List of tax evaders at HSBC Geneva

The Lagarde list is a spreadsheet containing roughly 2,000 potential tax evaders with undeclared accounts at Swiss HSBC bank's Geneva branch. It is named after former French finance minister Christine Lagarde, who in October 2010 passed it on to Greek officials to help them crack down on tax evasion. However, it was only two years later the list became known to a wider public, when Greek journalist Kostas Vaxevanis published it in his magazine Hot Doc, protesting against the Greek government's failure to launch an investigation.

The Lagarde list is only a subset of a much larger data set, known as the Falciani list, with around 130,000 names of HSBC customers captured by the French police. It is not to be confused with another list from the Bank of Greece of 54,000 people who took €22 billion out of the country, and which has yet to be investigated.

== History ==

=== The Falciani list ===
In 2006 and 2007 a computer technician for HSBC bank's Geneva branch, Hervé Falciani, allegedly stole data from his employer, containing the names of customers from several EU countries, and attempted to sell them to several governments.

In January 2009 the police raided the French home of Falciani and found computer files on 130,000 potential tax evaders (24,000 from across Europe) and began investigating them. The French government then passed the information on to selected European governments such as the United Kingdom to help them crack down on tax evasion.

=== Delivery to Greek authorities ===
In the early summer of 2010, the French intelligence service DGSE informed the (then) head of Greece's National Intelligence Agency that many of those named in the Falciani dossier were Greek. and that French authorities were prepared to deliver a list containing names of wealthy Greek depositors in Swiss banks to help the Greek government to crack down on tax evaders. The head of Greek intelligence then briefed former Finance Minister for the George Papandreou government, Giorgos Papakonstantinou, who accepted this information in a meeting with then French finance minister Christine Lagarde, on the condition that it remain discreet.

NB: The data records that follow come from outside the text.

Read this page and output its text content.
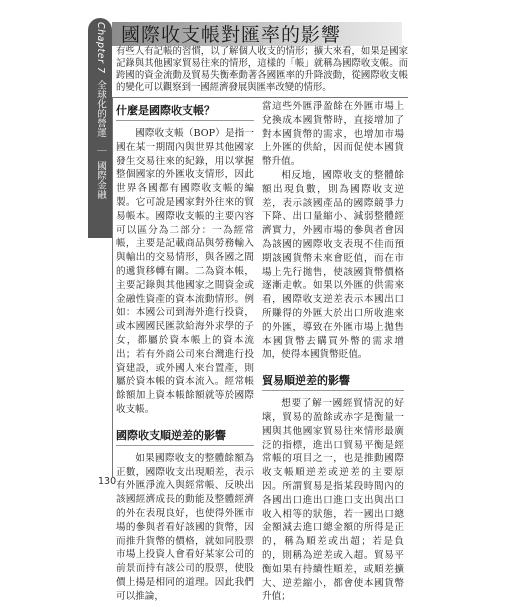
Chapter 7 全球化的營運 ｜ 國際金融
國際收支帳對匯率的影響
有些人有記帳的習慣，以了解個人收支的情形；擴大來看，如果是國家記錄與其他國家貿易往來的情形，這樣的「帳」就稱為國際收支帳。而跨國的資金流動及貿易失衡牽動著各國匯率的升降波動，從國際收支帳的變化可以觀察到一國經濟發展與匯率改變的情形。
什麼是國際收支帳？

國際收支帳（BOP）是指一國在某一期間內與世界其他國家發生交易往來的紀錄，用以掌握整個國家的外匯收支情形，因此世界各國都有國際收支帳的編製。它可說是國家對外往來的貿易帳本。國際收支帳的主要內容可以區分為二部分：一為經常帳，主要是記載商品與勞務輸入與輸出的交易情形，與各國之間的遞貨移轉有關。二為資本帳，主要記錄與其他國家之間資金或金融性資產的資本流動情形。例如：本國公司到海外進行投資，或本國國民匯款給海外求學的子女，都屬於資本帳上的資本流出；若有外商公司來台灣進行投資建設，或外國人來台置產，則屬於資本帳的資本流入。經常帳餘額加上資本帳餘額就等於國際收支帳。

國際收支順逆差的影響

如果國際收支的整體餘額為正數，國際收支出現順差，表示有外匯淨流入與經常帳、反映出該國經濟成長的動能及整體經濟的外在表現良好，也使得外匯市場的參與者看好該國的貨幣，因而推升貨幣的價格，就如同股票市場上投資人會看好某家公司的前景而持有該公司的股票，使股價上揚是相同的道理。因此我們可以推論，

當這些外匯淨盈餘在外匯市場上兌換成本國貨幣時，直接增加了對本國貨幣的需求，也增加市場上外匯的供給，因而促使本國貨幣升值。

相反地，國際收支的整體餘額出現負數，則為國際收支逆差，表示該國產品的國際競爭力下降、出口量縮小、減弱整體經濟實力，外國市場的參與者會因為該國的國際收支表現不佳而預期該國貨幣未來會貶值，而在市場上先行拋售，使該國貨幣價格逐漸走軟。如果以外匯的供需來看，國際收支逆差表示本國出口所賺得的外匯大於出口所收進來的外匯，導致在外匯市場上拋售本國貨幣去購買外幣的需求增加，使得本國貨幣貶值。

貿易順逆差的影響

想要了解一國經貿情況的好壞，貿易的盈餘或赤字是衡量一國與其他國家貿易往來情形最廣泛的指標，進出口貿易平衡是經常帳的項目之一，也是推動國際收支帳順逆差或逆差的主要原因。所謂貿易是指某段時間內的各國出口進出口進口支出與出口收入相等的狀態，若一國出口總金額減去進口總金額的所得是正的，稱為順差或出超；若是負的，則稱為逆差或入超。貿易平衡如果有持續性順差，或順差擴大、逆差縮小，都會使本國貨幣升值；

130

In October 2010, Lagarde sent a list of 1,991 names to Papakonstantinou through diplomatic channels in the form of an unlabelled CD containing spreadsheets for the roughly 2,000 accounts now known in Greece as the "Lagarde list". Papakonstantinou later told a parliamentary inquiry that he "handed all the files to the new head of the tax police" - the Greece's Financial and Economic Crime Unit (SDOE) - "and asked him to proceed with a full investigation". However, the tax authorities chose not to proceed and Papakonstantinou left office in mid-2011, and the CD went missing. Papakonstantinou's successor, Evangelos Venizelos, afterwards the head of the PASOK Socialists, produced a copy on a memory stick and began a limited investigation as to whether any of those listed had evaded taxes. The investigation only looked at around ten politicians and no legal action was taken. It was only when then new Finance Minister Yannis Stournaras asked Paris for another copy, that Venizelos supposedly remembered the USB stick in the drawer of his secretary. Comparison of the list newly delivered from Paris with the one supplied by Venizelos from the Greek ministry of finance revealed that in the latter one three names were missing, all relatives of Papakonstantinou. This led to Papakonstantinous' expulsion from the PASOK political party. In 2015, Papakonstantinou received a suspended misdemeanour conviction for the tampering. Yet he has consistently denied all charges.

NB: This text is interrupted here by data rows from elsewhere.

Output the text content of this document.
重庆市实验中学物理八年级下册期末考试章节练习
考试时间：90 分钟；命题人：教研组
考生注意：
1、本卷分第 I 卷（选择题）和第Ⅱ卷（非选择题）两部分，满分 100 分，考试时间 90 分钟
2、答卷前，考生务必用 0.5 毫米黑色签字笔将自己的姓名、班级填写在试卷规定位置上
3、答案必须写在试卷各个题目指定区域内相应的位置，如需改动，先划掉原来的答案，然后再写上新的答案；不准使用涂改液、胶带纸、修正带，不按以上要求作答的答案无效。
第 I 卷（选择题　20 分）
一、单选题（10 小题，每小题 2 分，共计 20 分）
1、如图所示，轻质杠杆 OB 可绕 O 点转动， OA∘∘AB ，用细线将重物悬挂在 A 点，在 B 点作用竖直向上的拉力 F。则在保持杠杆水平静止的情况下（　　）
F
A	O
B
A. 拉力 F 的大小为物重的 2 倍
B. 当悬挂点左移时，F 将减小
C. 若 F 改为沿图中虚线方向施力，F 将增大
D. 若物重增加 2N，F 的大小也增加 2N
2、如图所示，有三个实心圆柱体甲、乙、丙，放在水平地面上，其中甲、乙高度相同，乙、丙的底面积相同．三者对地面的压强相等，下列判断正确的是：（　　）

Earlier, in October 2012, the former defence ministry official Yiannis Sbokos was arrested on corruption charges, regarding a defence ministry bribery and money-laundering scandal. The next day Leonidas Tzanis, a former deputy interior minister (1999-2001), was found dead in the basement of his home, where he had apparently hanged himself. Vlassis Kambouroglou, another businessman (and former managing director of Drumilan International, a company involved in the sale of a Russian-made TOR-M1 missile system to Greece) accused of involvement in the scandal was found dead in a Jakarta hotel room. He was the second high-ranking Greek figure to die in mysterious circumstances within five days. Both Tzanis and Kambouroglou were on the Lagarde List.

=== Publication ===
On 28 October 2012, Greek reporter and editor Kostas Vaxevanis claimed to be in possession of the list and published 2,056 names from it in his magazine Hot Doc. The next day he was arrested for breaching privacy laws, a crime with a possible sentence of up to two years in prison. Three days later, Vaxevanis was tried and found not guilty.

=== Delivery to Danish authorities ===
In Denmark a scandal started unfolding after Politiken reported on 8 February 2015 that the Danish tax authorities in 2010 received a list of 314 Danes with deposits of 4.8 billion kroner in HSBC, money that was very likely not declared in Denmark, and that nevertheless the tax declarations of these wealthy Danes have not been investigated.